Bounce Back after Impact

[Tonji]

I need help calculating the amount a rotating output shaft will bounce back after hitting a hard stop. The inertia of the rotating element is 4.85 E-04 oz-in-sec^2. This inertia is rotating at a speed of 2300 rad/sec. Between the load inertia and the hard stop is a torsion spring that has an overall spring constant of 7.3E6 oz-in/rad. The spring constant of the hard stop is 11.3E9 oz-in/rad and it appears to be structurally capable of withstanding the impact. Once the impact occurs, there is no damping or friction present in the system to limit the bounce back.

 

[zekeman]

I would say that you don't have enough info on the system as described to get a realistic answer. You need data on the energy loss at the point of impact which is precisely the question asked (paraphrased).
Your best bet is to do it empirically with test data.
It is insufficient to say that there is no loss of energy after impact. The problem is what is the loss during impact.

 

[IRstuff]

If there is no damping or friction, what prevents the inertia from simply spinning in the opposite direction after impact?

TTFN

 

[Tonji]

Thanks for the comments.

I made a mistake in my original question. We measured about 4 in-oz of friction in the system. In the past, we have analyzed impacts like this by setting the KE of the rotating element equal to the PE of the "hard stop" (usually made up of springs). This allows you to define a suitable spring constant for the "hard stop" so that all the energy can be absorbed over a specific amount of spring deflection. In most cases we use brakes to stop the rotating element just after the impact occurs. This limits the "bounce back". In this case, the rotating element is free to rebound.

 

[zekeman]

It will reverse but since the loss of energy during impact is not known you cannot determine the final rotational velocity.

 

[zekeman]

Even though I'm puzzled over your knowledge of the 4 in-oz of energy loss, if it is so, then the KE difference between preimpact and postimpact energy is then 4 in oz.That equation should yield your answer.

 

[IRstuff]

Since you stipulated no other dissipation devices other than friction, the kinetic energy of the post impact rotating element will only be degraded by the amount of frictional work consumed during the impact.

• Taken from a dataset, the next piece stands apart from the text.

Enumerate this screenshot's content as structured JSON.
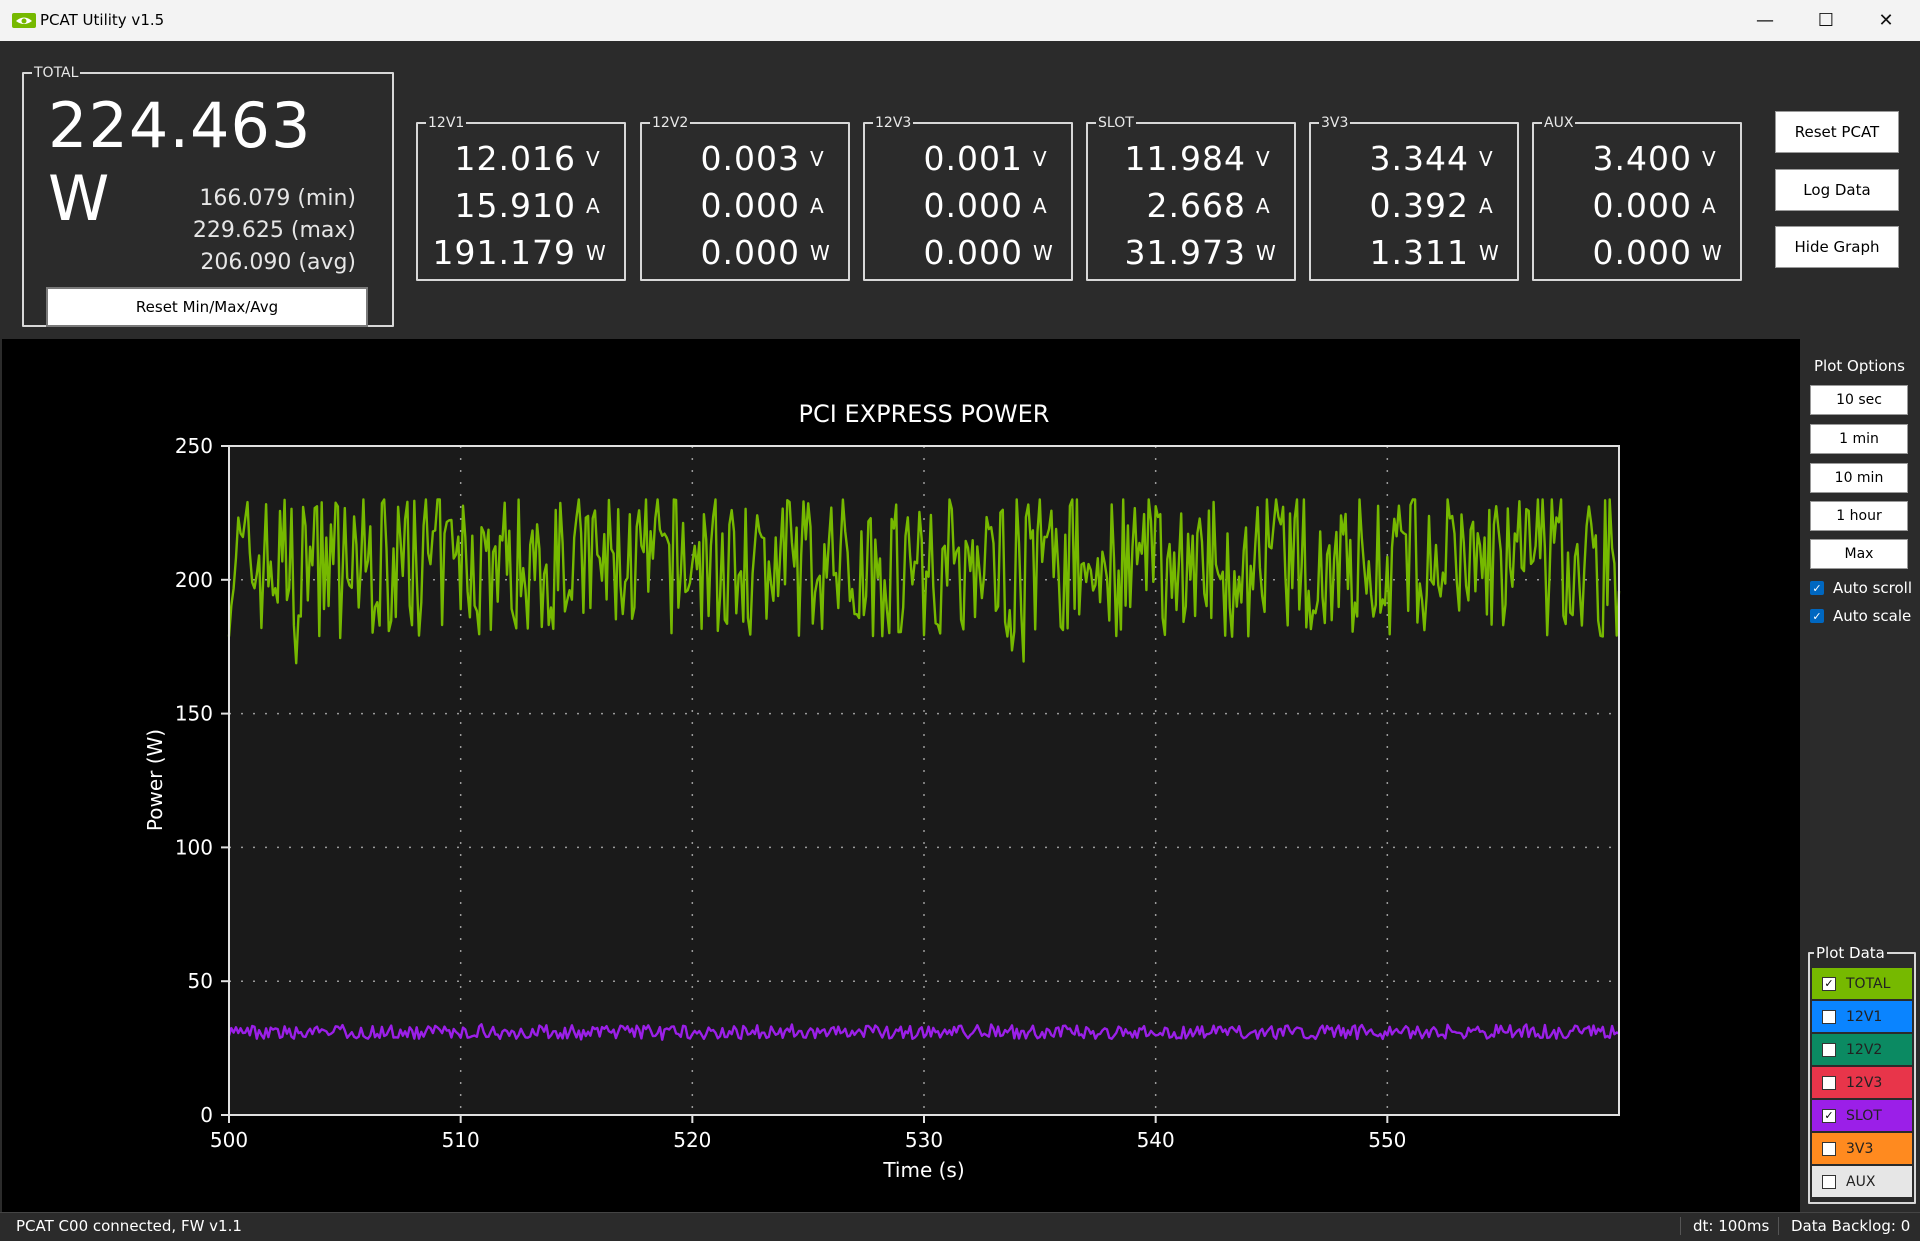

That means that the 2*compression*friction is the only significant energy loss mechanism

TTFN

 

[Cockroach]

Textbook, Mechanics of Machines, Beers & Johnson, look under dynamic applications for "impact", "coefficient of restitution" that sort of thing.

This is an extremely documented problem in first year mechanics textbooks.

Kenneth J Hueston, PEng
Principal
Sturni-Hueston Engineering Inc
Edmonton, Alberta Canada

 

[GregLocock]

zekeamn, I think he's talking about a torsional friction, not an energy loss.

Anyway, the easiest thing to do is to set up a numerical solution in Excel.



Cheers

Greg Locock